The bank said it continues to deploy capital to create viable risk assets, with gross loans and advances growing 9 per cent from N2.02 trillion in December 2018 to N2.2 trillion in Q3 2019 across both retail and corporate segments.

“Our focus remains the search for bankable lending opportunities to ensure the attainment of the minimum regulatory loan-to-deposit ratio (LDR) of 65 per cent by December 31, 2019 without compromising our prudence.”

According to Zenith Bank, a “robust risk management framework” slashed non-performing loans (NPL) ratio from 4.98 per cent in December 2018 to 4.95 per cent in Q3 2019.

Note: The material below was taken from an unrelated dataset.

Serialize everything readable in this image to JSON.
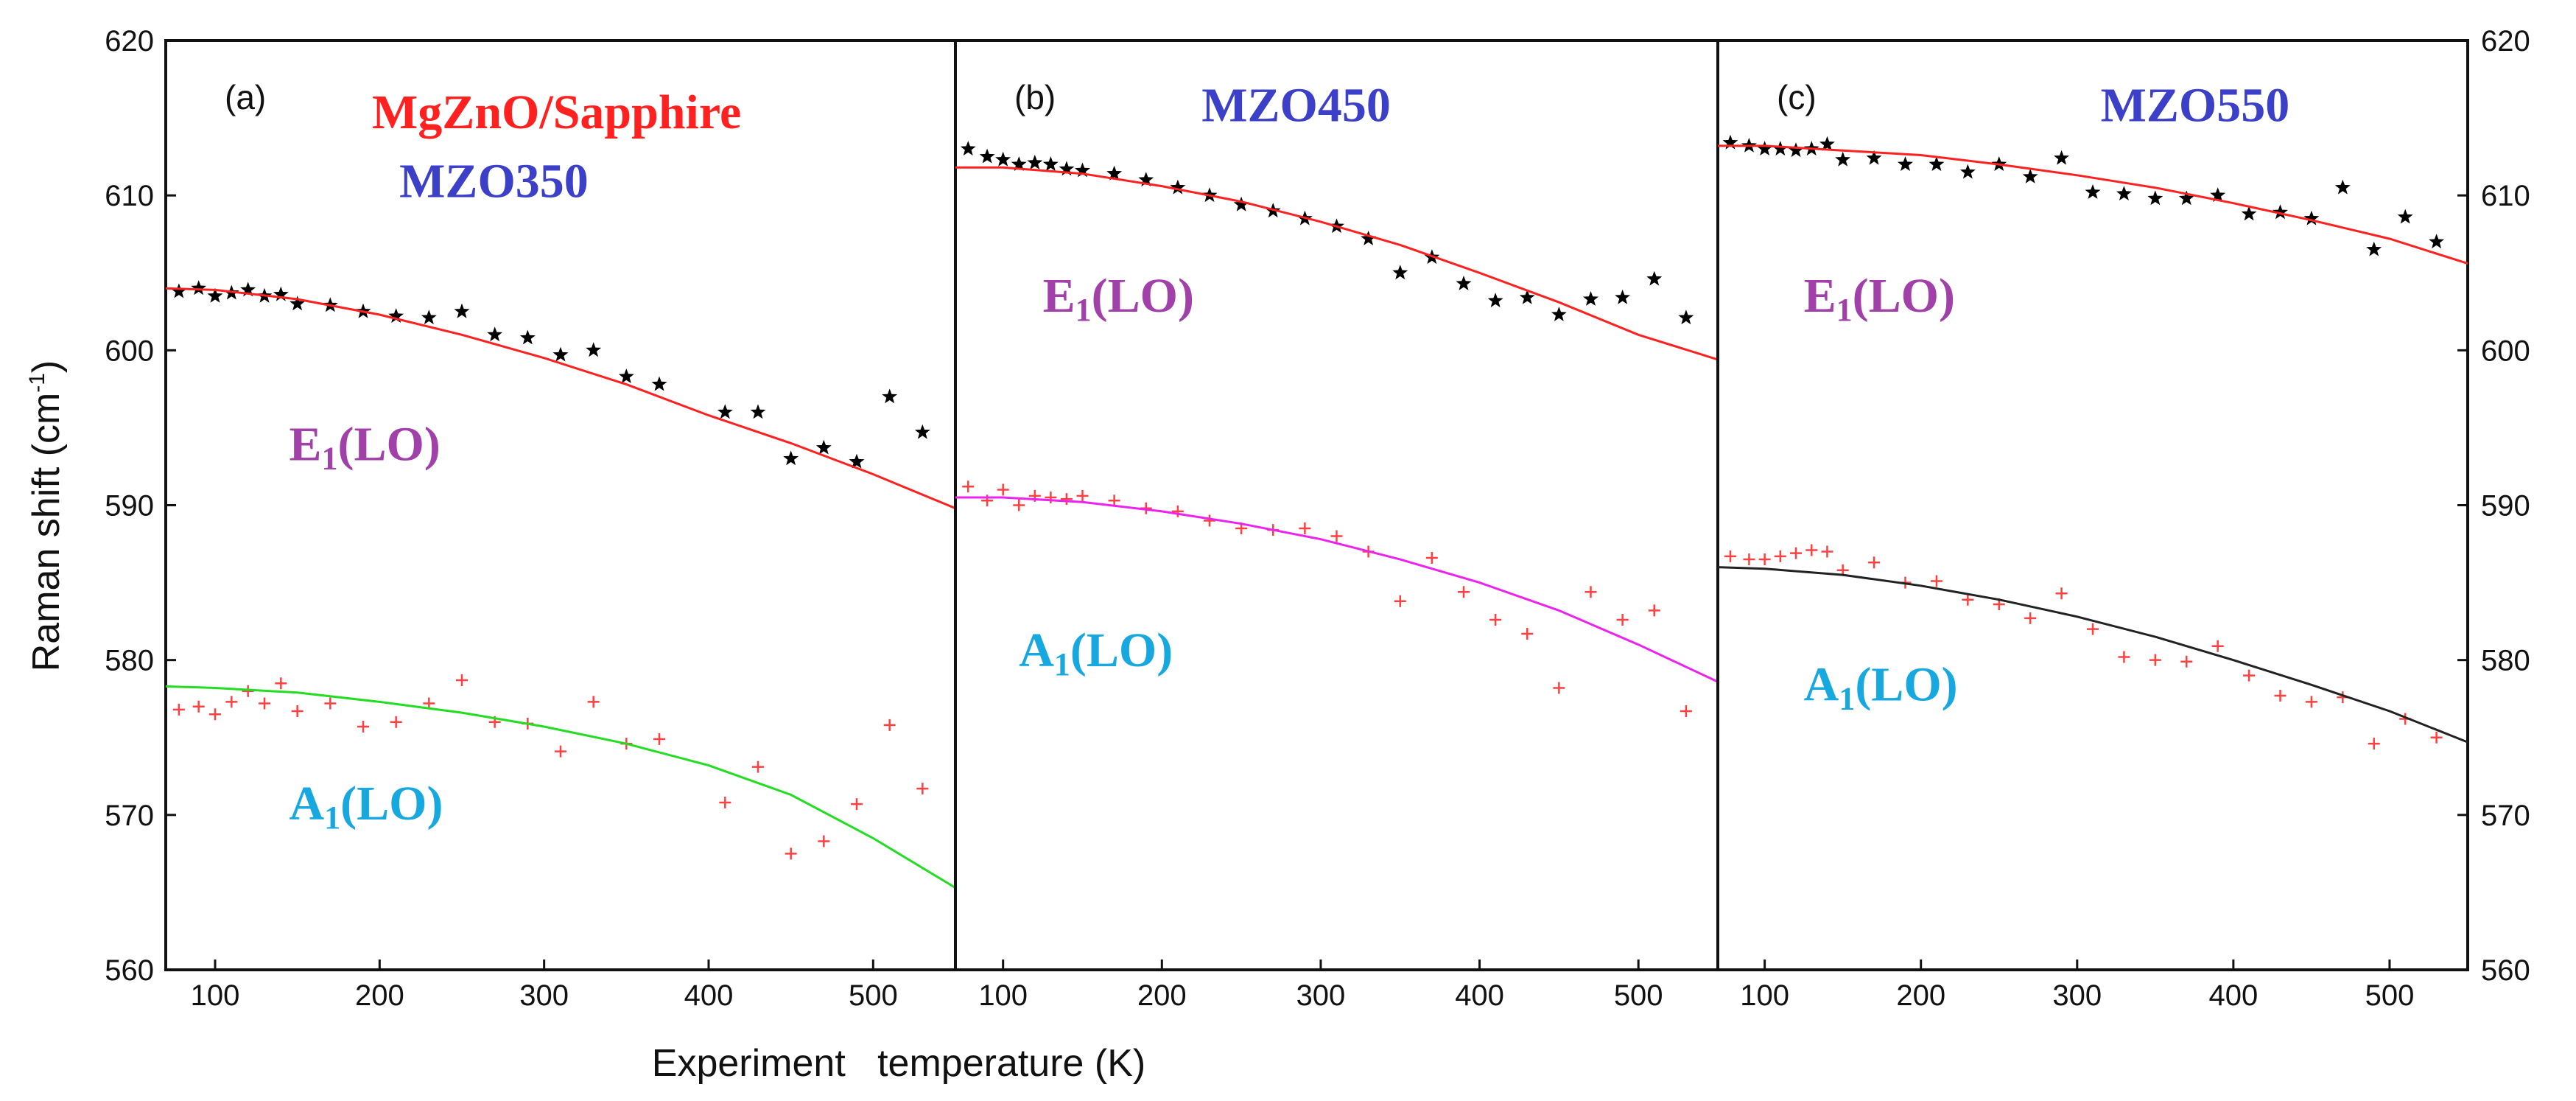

“Our commitment to maintaining a shock-proof balance sheet remains with liquidity and capital adequacy ratios at 63.8 per cent and 23.8 per cent respectively, both above regulatory thresholds.” 

It hopes to sustain competiveness in Q4 2019 as well as corporate market share and build on digital foundations to reinforce retail banking initiatives.

Zenith Bank was recently named the Bank of the Year and the Best Bank in Retail Banking at the 2019 BusinessDay Banks’ and Other Financial Institutions Awards (BAFI Awards).